Before the postponement, however, several alumni expressed concern that the event would send an alienating message to young people, particularly those in the process of self-discovery or those with a gay relative. Some said they planned to attend the priest’s 7:30 p.m. talk, or possibly hold a candlelight vigil across the street as it took place.
An effort called, “Gay? Fine by Me,” took root on Facebook, and an online petition calling for the talk to be canceled, and for the conversation to be redirected toward one of “support and inclusion,” had more than 200 signatures by Monday afternoon.
“As a gay kid there, I was bullied of course, but I always felt like I could go to a faculty member to vent or talk or whatever,” Carlos Tomas Solano, 38, a speech pathologist from the school’s class of 1993, said in an interview.
“I feel like since this situation is coming from up above, from administration, I feel like these teachers are being put in a position where they cannot help a student struggling with their sexuality, and this is where my anger stems from.”
If the Times reporter thought to ask any of the Spellman students or alumni about this being a Catholic school and all and how, maybe, Catholic teaching might possibly break out there, such questions and answers are absent from the piece.
Instead, clinging to Pope Francis as perhaps the sole embodiment of the Catholic Church's authority for all of the last 2,000 years, the Times gives us a picture of Spellman High as a rather with-it spot:
On Monday, several students at the school said that they knew about the priest’s plans to visit only from social media, or friends, but not from teachers or school leaders. They said that Spellman students in general saw sexual orientation as a nonissue, and that no antigay teachings were part of the curriculum.
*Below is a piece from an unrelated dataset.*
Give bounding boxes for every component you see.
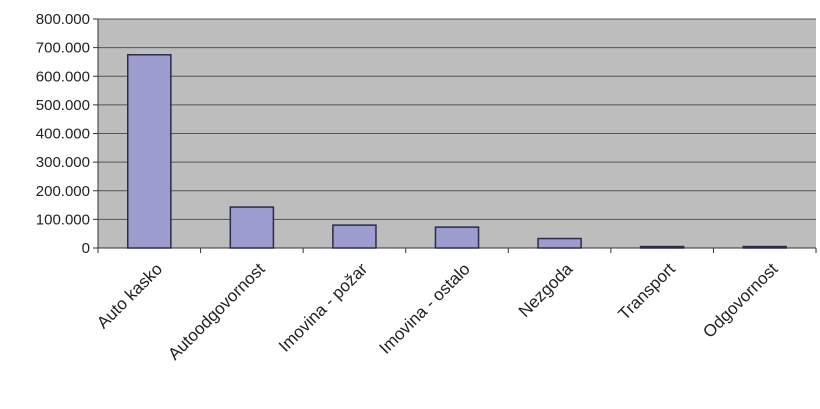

As she arrived for school, Aneesa Alli, 17, a senior, explained that in her religion class, “Theology of the Body,” her teachers noted that being gay was a type of sexuality and nothing more.
“They don’t make it a big deal because some of the kids in the class were gay,” she said. “They don’t try to make you uncomfortable.”
One student, Junelle Adei, 15, a sophomore, said that while she was “completely accepting of gay people,” it was important to take time to listen to Father Timone’s message. Another, Eddie Ellis, 14, a freshman, credited Pope Francis with helping to mold the school’s sexually tolerant attitude.
Having attended high school during Richard Nixon's second term (and not being a Roman Catholic) I'm hardly an expert on what the Catholic Church is doing educationally, or what high school kids are hearing these days.
Nevertheless, I find it difficult to believe, particularly after 35 years or so of John Paul II and then Benedict XVI -- not to mention New York archbishops such as Cardinals Terrence Cooke, John O'Connor, Edward Egan and incumbent Timothy Dolan -- that with all these rather conservative leaders, New York's Catholic schools are hotbeds of rebellion against core doctrines.
Now, they might well be, and it wouldn't be the first time a church (or denomination) has lost control of its educational outposts, but I'm willing to wager a donut that they're not. But if they are hotbeds of dissent, then that's the news hooks for this story.
It would have been helpful for The New York Times to have given us more of a clue here, rather than what to me seemed a rather lopsided, and even myopic, perspective.